= DeBeer Lacrosse =

DeBeer Lacrosse is one of the oldest sports equipment manufacturers in the United States. It is retailer of equipment for lacrosse, and sponsors programs such as Virginia Cavaliers men's lacrosse at the University of Virginia and the 2009 championship USA women's lacrosse team.

== History ==
Originally J. deBeer and Son, Inc, it was founded by Jacob deBeer in 1889 making baseballs in Johnstown, New York.
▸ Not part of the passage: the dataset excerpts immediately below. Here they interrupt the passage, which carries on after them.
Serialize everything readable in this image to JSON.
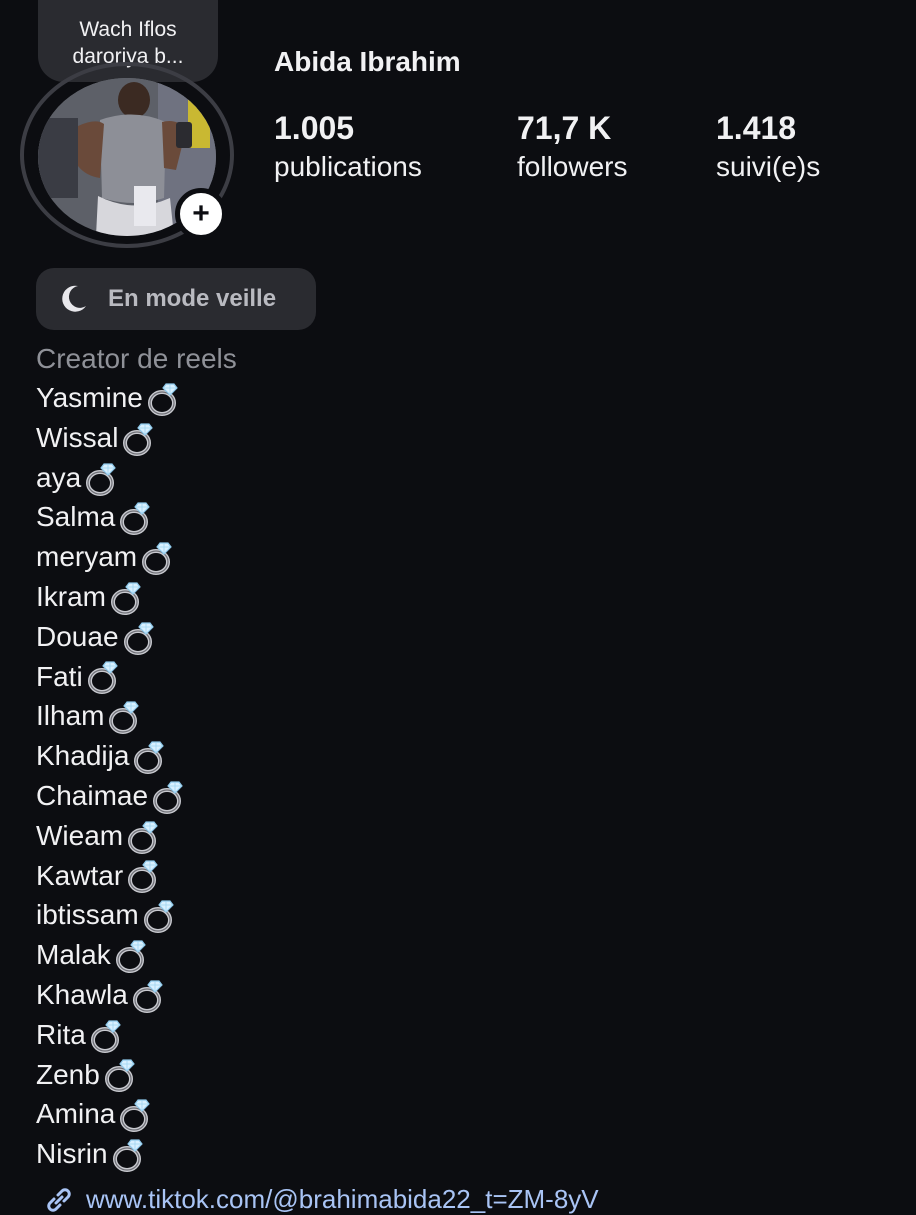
{
  "note": {
    "text": "Wach Iflos daroriya b..."
  },
  "profile": {
    "name": "Abida Ibrahim",
    "add_story_symbol": "+"
  },
  "stats": {
    "posts": {
      "value": "1.005",
      "label": "publications"
    },
    "followers": {
      "value": "71,7 K",
      "label": "followers"
    },
    "following": {
      "value": "1.418",
      "label": "suivi(e)s"
    }
  },
  "status": {
    "icon": "moon-icon",
    "label": "En mode veille"
  },
  "bio": {
    "category": "Creator de reels",
    "ring_icon": "ring-icon",
    "names": [
      "Yasmine",
      "Wissal",
      "aya",
      "Salma",
      "meryam",
      "Ikram",
      "Douae",
      "Fati",
      "Ilham",
      "Khadija",
      "Chaimae",
      "Wieam",
      "Kawtar",
      "ibtissam",
      "Malak",
      "Khawla",
      "Rita",
      "Zenb",
      "Amina",
      "Nisrin"
    ],
    "link": "www.tiktok.com/@brahimabida22_t=ZM-8yV"
  },
  "colors": {
    "background": "#0c0d11",
    "text": "#f1f1f3",
    "muted": "#8f9198",
    "pill": "#2a2b30",
    "link": "#a9c4f5"
  }
}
In 1934 they created the patented "clincher" softball, which was invented by Frederick S. deBeer, who was the founder's son, and who eventually was inducted in the Chicago 16" Softball Hall of Fame . Fritz deBeer, Jr., Dick Pollak, Jim Muhlfelder, and Bob Campbell later joined the business and expanded to sports manufacturing. In the 1980s the baseball division was bought by Worth Inc. and Muhlfelder transformed deBeer into a lacrosse company. Using previous baseball experience, they created the first CU31, making lacrosse shafts lighter as well as stronger with the use of metal baseball bat technology.

In 2000, DeBeer began a line of women's lacrosse equipment. Their first stick, The Apex, was the first women's lacrosse head to legally have a pocket in their stick, which significantly changed the women's game.